Clark and the children’s father, Andre Price Jr., sometimes lived together in McKeesport, Pa., a city outside Pittsburgh. The couple had been together earlier in the day, but Price had left for work at about 2:30 p.m.
The children were left in Clark’s care.
By 8:25 p.m., though, she wondered why Price hadn’t returned to the house. In a text message, she “accused Price of cheating on her with another woman,” police wrote in an affidavit obtained by the Pittsburgh Post-Gazette.
The texts to Price grew more and more ominous throughout the night before becoming outright threatening. The Post-Gazette and the Associated Press obtained the transcript:
“Ya kids ain’t safe here I don’t want them here.”
“So you better pray for your kids.”
“Answer me or im going to jail for child endangerment.”
“Ima kill them watch.”
She further grew enraged, she told police during an interview, when “one of the children took a block, filled it with toilet water, and poured it on the floor.”
Price finally responded less than an hour later at 9:19 p.m., telling Clark that he wouldn’t be coming back to the house. He told her to let the kids be, but this only served to intensify the texts.
“Im killing them,” read a text to him, with an emoji of a face laughing so hysterically, tears are falling from the character’s eyes.
Then the messages took a horrible, gut-wrenching turn.
After Price told Clark, “I’ll get [off] the last bus for you okay,” he was again accused of cheating.
And then he received the first picture.
It showed 2-year-old Angel on the bed, a pillow covering her small face.
Then came the second photo: It showed 17-month-old Andre III lying facedown on an air mattress, his face buried in the comforter.
“I don’t love them,” the text said.
By this point, the Post-Gazette reported, Price had stopped responding.
Perhaps in an effort to get him to react, the messages grew ever more erratic and terrifying.
He began receiving videos, rather than words and pictures. One video showed the kids lying down on the bed.
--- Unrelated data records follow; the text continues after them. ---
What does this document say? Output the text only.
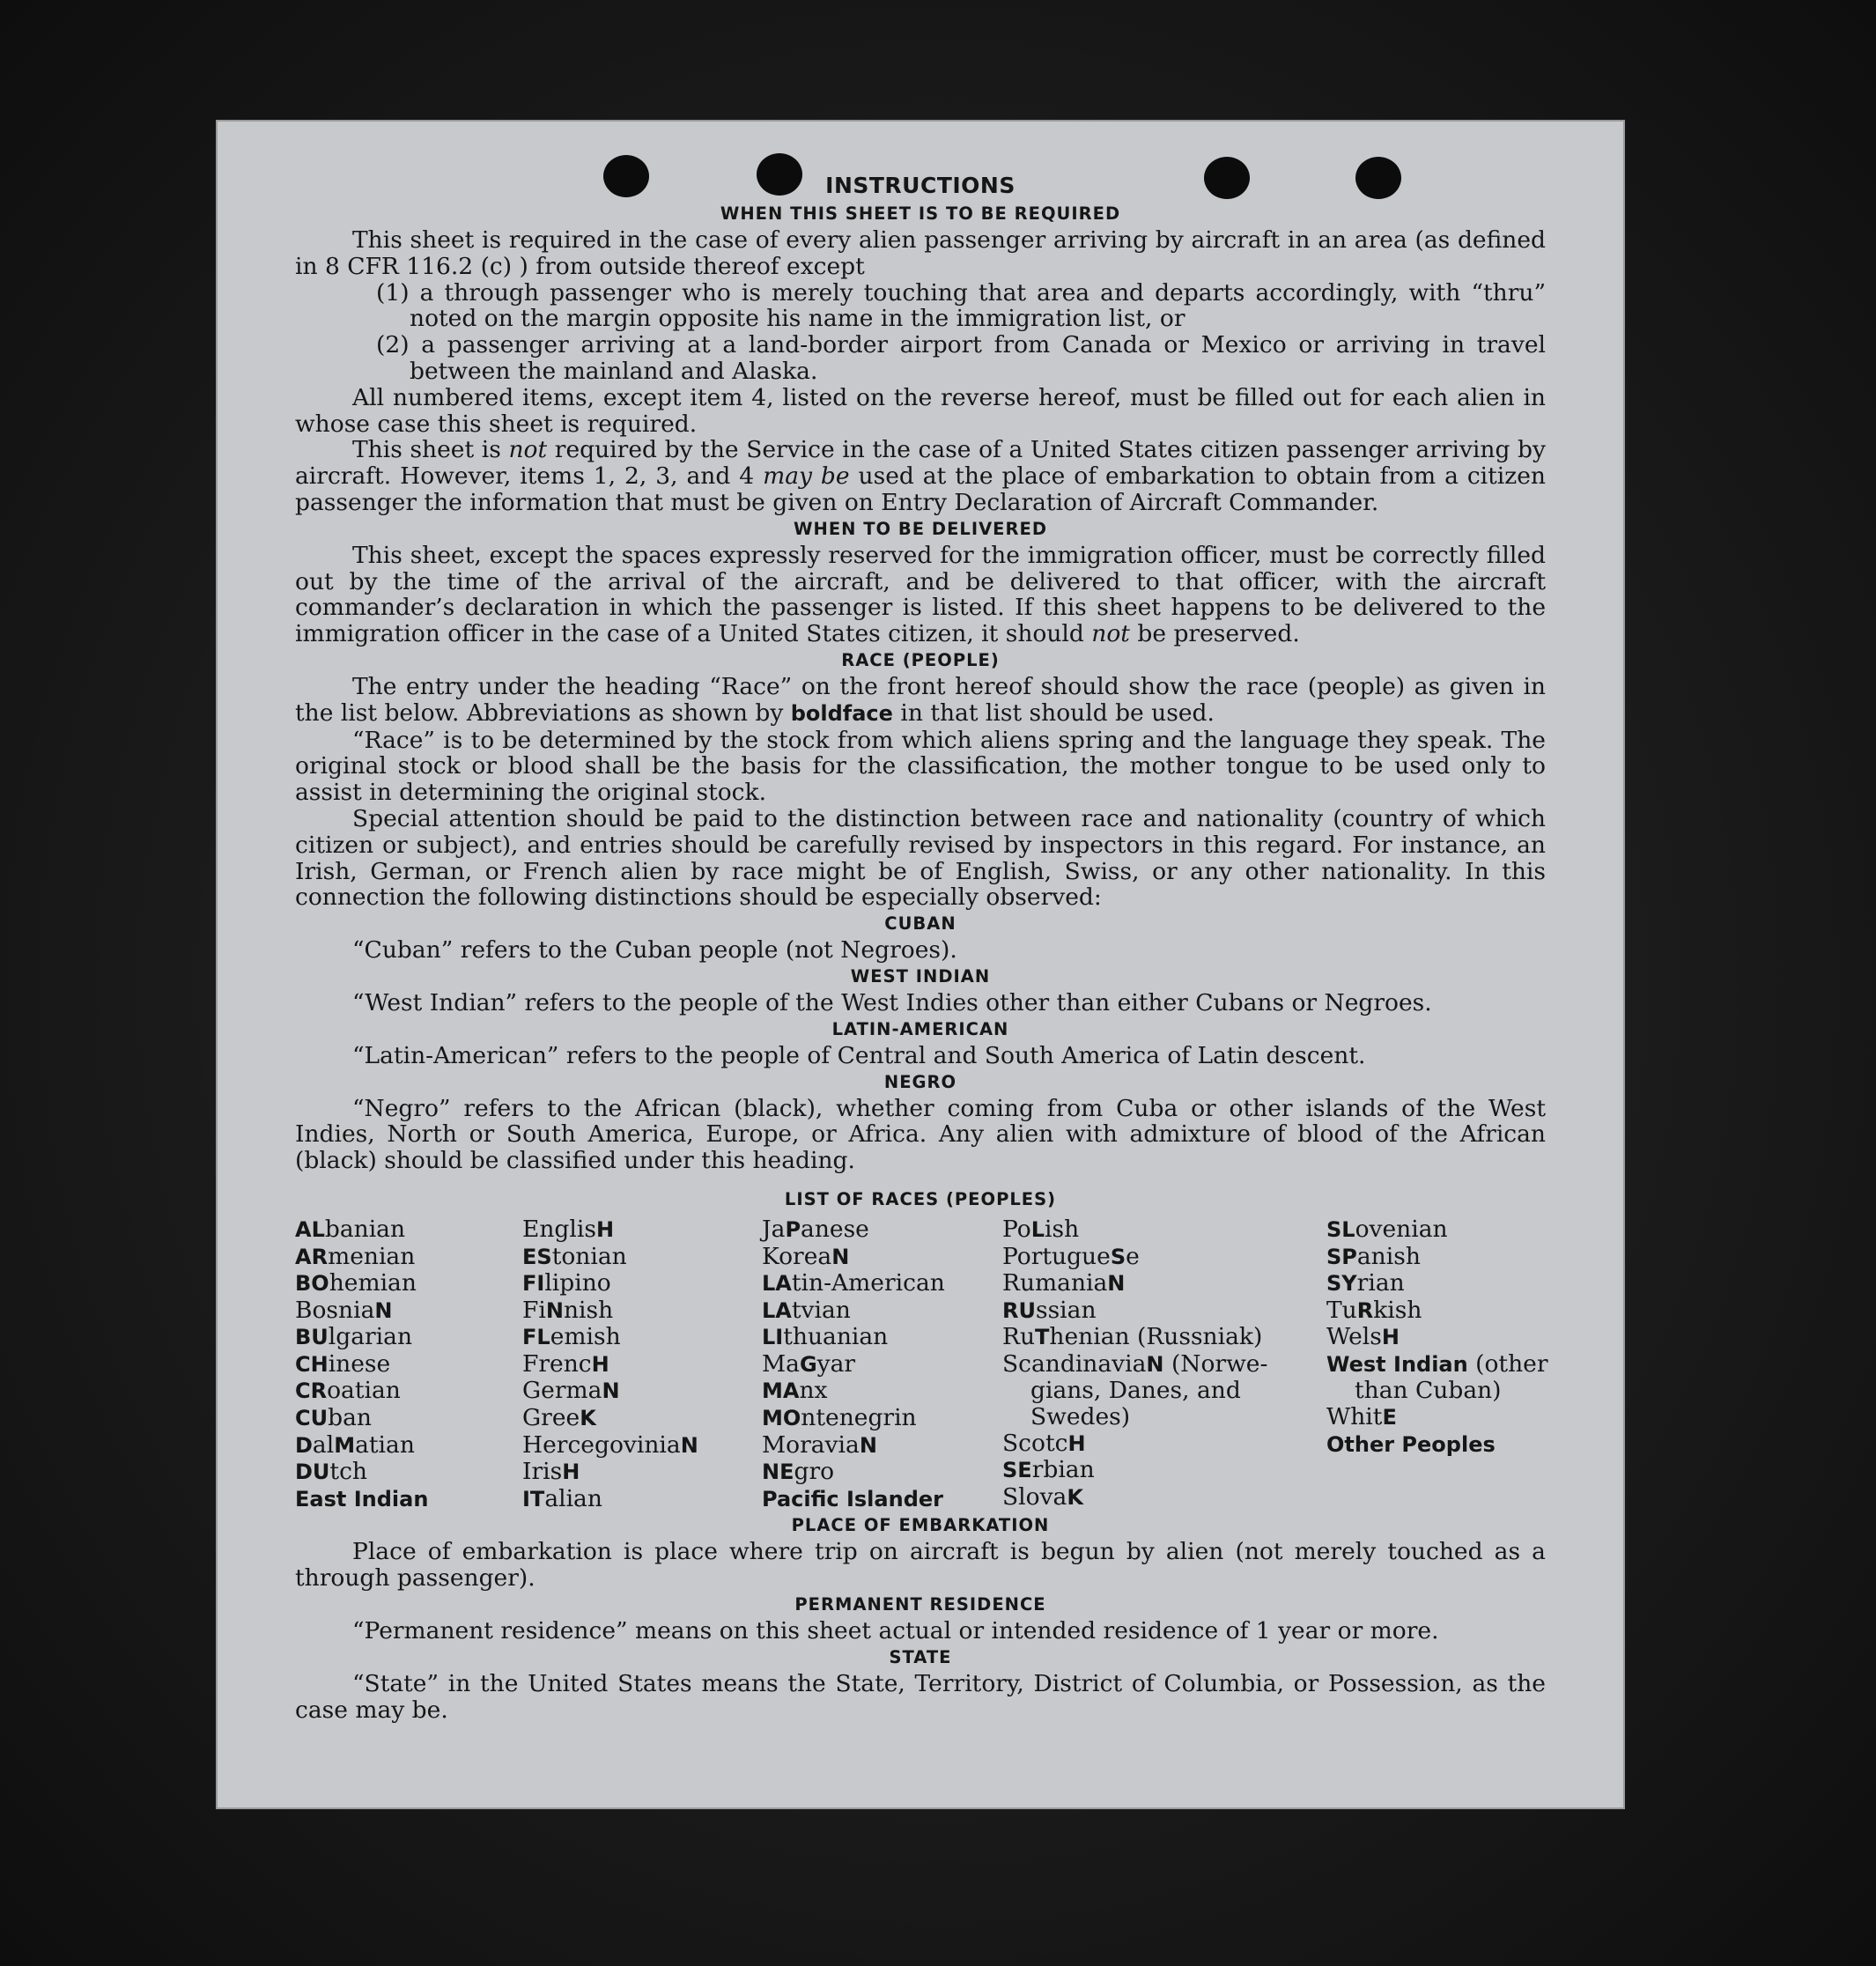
INSTRUCTIONS
WHEN THIS SHEET IS TO BE REQUIRED

This sheet is required in the case of every alien passenger arriving by aircraft in an area (as defined in 8 CFR 116.2 (c) ) from outside thereof except

(1) a through passenger who is merely touching that area and departs accordingly, with “thru” noted on the margin opposite his name in the immigration list, or

(2) a passenger arriving at a land-border airport from Canada or Mexico or arriving in travel between the mainland and Alaska.

All numbered items, except item 4, listed on the reverse hereof, must be filled out for each alien in whose case this sheet is required.

This sheet is not required by the Service in the case of a United States citizen passenger arriving by aircraft. However, items 1, 2, 3, and 4 may be used at the place of embarkation to obtain from a citizen passenger the information that must be given on Entry Declaration of Aircraft Commander.

WHEN TO BE DELIVERED

This sheet, except the spaces expressly reserved for the immigration officer, must be correctly filled out by the time of the arrival of the aircraft, and be delivered to that officer, with the aircraft commander’s declaration in which the passenger is listed. If this sheet happens to be delivered to the immigration officer in the case of a United States citizen, it should not be preserved.

RACE (PEOPLE)

The entry under the heading “Race” on the front hereof should show the race (people) as given in the list below. Abbreviations as shown by boldface in that list should be used.

“Race” is to be determined by the stock from which aliens spring and the language they speak. The original stock or blood shall be the basis for the classification, the mother tongue to be used only to assist in determining the original stock.

Special attention should be paid to the distinction between race and nationality (country of which citizen or subject), and entries should be carefully revised by inspectors in this regard. For instance, an Irish, German, or French alien by race might be of English, Swiss, or any other nationality. In this connection the following distinctions should be especially observed:

CUBAN

“Cuban” refers to the Cuban people (not Negroes).

WEST INDIAN

“West Indian” refers to the people of the West Indies other than either Cubans or Negroes.

LATIN-AMERICAN

“Latin-American” refers to the people of Central and South America of Latin descent.

NEGRO

“Negro” refers to the African (black), whether coming from Cuba or other islands of the West Indies, North or South America, Europe, or Africa. Any alien with admixture of blood of the African (black) should be classified under this heading.

LIST OF RACES (PEOPLES)
ALbanian
ARmenian
BOhemian
BosniaN
BUlgarian
CHinese
CRoatian
CUban
DalMatian
DUtch
East Indian
EnglisH
EStonian
FIlipino
FiNnish
FLemish
FrencH
GermaN
GreeK
HercegoviniaN
IrisH
ITalian
JaPanese
KoreaN
LAtin-American
LAtvian
LIthuanian
MaGyar
MAnx
MOntenegrin
MoraviaN
NEgro
Pacific Islander
PoLish
PortugueSe
RumaniaN
RUssian
RuThenian (Russniak)
ScandinaviaN (Norwe-
gians, Danes, and
Swedes)
ScotcH
SErbian
SlovaK
SLovenian
SPanish
SYrian
TuRkish
WelsH
West Indian (other
than Cuban)
WhitE
Other Peoples
PLACE OF EMBARKATION

Place of embarkation is place where trip on aircraft is begun by alien (not merely touched as a through passenger).

PERMANENT RESIDENCE

“Permanent residence” means on this sheet actual or intended residence of 1 year or more.

STATE

“State” in the United States means the State, Territory, District of Columbia, or Possession, as the case may be.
The next one showed Clark roughly grabbing her children, one by one. Angel began sobbing as Clark pulled on her head. Andre III, on the other hand, didn’t move at all. Instead, he just hung limply.
“First of all she is clearly fine, because watch, see she is not dead,” Clark said in the video. “Him on the other hand, he doesn’t budge. So you might want to call the ambulance.”
Minutes later, he received this text: “All cus you wanted to go [have sex with] her & come here when you like.”
This, finally, prompted Price to respond with, “I’m just not going to reply no more if you wanna go to jail you know what to do.”
To which came a text from Clark’s phone, “Lol guess he’ll be in here rotting away.”
At some point, Clark admitted to smothering Andre III by shoving his head into the air mattress for a full minute.
“Im sure it’ll hurt me one im sitting in jail & you got all the evidence you need to I can’t even say he suffocated in his sleep or say idk what happened,” a text told Price.
The texts ended at 11 p.m. The last ones came when Price told Clark to wake the child after he received a third video showing her throwing Andre III’s limp body onto the bed.
“It’s okay im dialing 911,” said a text from Clark’s phone.
“You need to if he dead,” Price texted.
“I am,” was the response, adding. “Sorry I did this … i didn’t mean to.”
At 11:13, Clark called 911 — something Price never did. An ambulance took both children to UPMC
McKeesport. Andre III was pronounced dead within a half-hour, the Post-Gazette reported. Angel seemed to be in fine physical health, police said.
“It just goes to show how texts have become such a routine part of our lives that people don’t even realize the nature of what they’re communicating,” McDonough told the AP.
No charges are expected to be leveled against Price, but the investigation is continuing, the AP reported.